Take time to deliberate, but when the time for action has arrived, stop thinking and go in.
- Napoleon

Tuesday, August 14, 2007

Editing Part 927

I feel like I'm editing all the time. It's been months since I wrote new words (if you don't count that failed attempt at a short story last month). It's not like I dislike editing. As much as I may grouse about it, I love doing it. It's like sculpting. You've got this big chunk of clay, and you get it into an almost recognizable shape on the first go-round, but then you have to take care of the details. Of course, this analogy only works for representational art, and not that amophous crap some people like to call art... But I digress.

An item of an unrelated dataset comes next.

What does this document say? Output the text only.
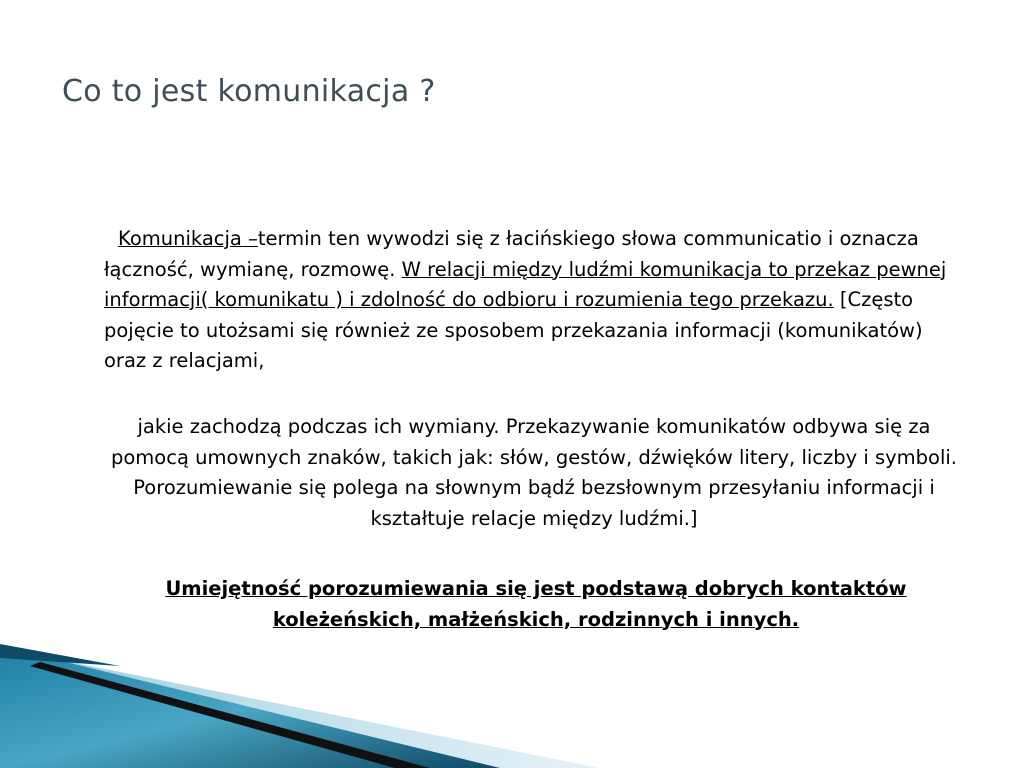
Co to jest komunikacja ?
Komunikacja –termin ten wywodzi się z łacińskiego słowa communicatio i oznacza łączność, wymianę, rozmowę. W relacji między ludźmi komunikacja to przekaz pewnej informacji( komunikatu ) i zdolność do odbioru i rozumienia tego przekazu. [Często pojęcie to utożsami się również ze sposobem przekazania informacji (komunikatów) oraz z relacjami,
jakie zachodzą podczas ich wymiany. Przekazywanie komunikatów odbywa się za pomocą umownych znaków, takich jak: słów, gestów, dźwięków litery, liczby i symboli. Porozumiewanie się polega na słownym bądź bezsłownym przesyłaniu informacji i kształtuje relacje między ludźmi.]
Umiejętność porozumiewania się jest podstawą dobrych kontaktów koleżeńskich, małżeńskich, rodzinnych i innych.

I want my block of clay to actually look like something when I'm done. That's where editing comes in.

Right now, I'm working on my first book. I finished the first draft in August of 2004. That's right. Three years ago. I finished the second draft in September. I've revised this sucker at least seven times. Heh. I was so clueless.

Seriously, it was my first, so I was completely clueless. The story is wonderful, the characters gritty and full of life, the prose flows so well. And it's so cluttered with unnecessaries a person could choke. This draft around, I'm cleaning house. I'm making this sucker as tight as my subsequent books. I'm taking all the lessons I've learned over the past three years and applying them to this masterpiece. (And it is a masterpiece, if I do say so myself.) It deserves no less than the harshest snipping.

Back up. The first draft of Spectacle... When I typed 'The End' thirty-six months ago... topped the scales at 142,000 words (by MS Word's count). I was pretty damned proud of myself. It was everything I wanted it to be, and using my favorite author as a guide - with Atlas Shrugged topping out at 1100+ pages - I thought I hit the right number. Ack! What a fool. Aside from the fact that Atlas Shrugged was her fourth book, and by then she was already a bestseller, I am not Ayn Rand.

But I edited for content and clarity and got the sucker down to 137K. Woohoo. And I submitted the work for representation. Again, I was such a fool. You shouldn't be surprised to find I was rejected repeatedly. I was even offended when one agent wrote "TOO LONG!!!" on the corner of my own query letter and sent it back with no other info. She was right, but I was too married to my monster to see the truth.

Eventually, though, I got the point. By this time I'd already written the first draft of Caldera - and it was WAY smaller. I was learning and applying the knowledge to my other books, but Spectacle was left alone. I even considered shelving it, or.... *gasp* self-publishing. (I even thought about submitting to P.A., but I didn't so we won't go there.) This past fall, I finished the first draft of my third book, and took another look at Spectacle. I honed my craft and as I was editing Blink, I thought about ways to make Spectacle better. In the spring, I sent it off to my crit partner, who proclaimed it the better of my first two novels. Yay.

Problem was, I had it down to 126K, but I still thought Spectacle needed to be put on a diet. Unfortunately, I was still too close to do it properly. Finally at the beginning of this summer, I made the decision. I got out the hedge clippers and went after Spectacle with a vengeance. I've re-chaptered it, I've snipped and reworded. I cut out one of my favorite scenes (and the one my daughter will kill me over when she finds out it's gone) because it didn't drive the story forward.

The weight-loss for Spectacle is now at around 7000 words, and rising. I'm just over halfway through, so if I keep with the previous loss, I should finish up at around 12K words gone (or 114K total). Still pretty big, but the story is a bit epic to try and smush it too small. We'll see where it ends up.

Now, about my own non-existent, but oh-so-necessary diet... Ummm. Maybe I'll diet next week.


WordVixen said...

You know- when Spectacle gets published, you could post the snipped scene as bonus content on your author website. Or do a contest and mail it out on hardcopy to the winners. :)

Kristin B said...

Wow. Three years, now that's dedication. No, wait--that's passion. Keep at it, and it'll definitely be worth it in the end!

Kristin B said...

Forgot to add--w00t on loving Atlas Shrugged!

B.E. Sanderson said...

Wordvixen, I'm hoping to do what King did with The Stand - publish and then years later do an anniversary edition uncut. ;o)

Kristin B., I can handle passion and dedication, but sometimes I wonder if it's not just lunacy. LOL

ERiCA said...

Wow, that's a lot of trimming! You're making great progress.

Amazing how much we learn the more we keep writing, isn't it? I thought my first book was the bees knees until I wrote my second. And I thought that was fabtastic until I wrote my third... and so on. The more I write, the more I learn, and the more I look back at that first stuff with cries of, "What was I thinking?" LOL.

So smart of you to apply today's knowledge to a past project. Best of luck with this go-round!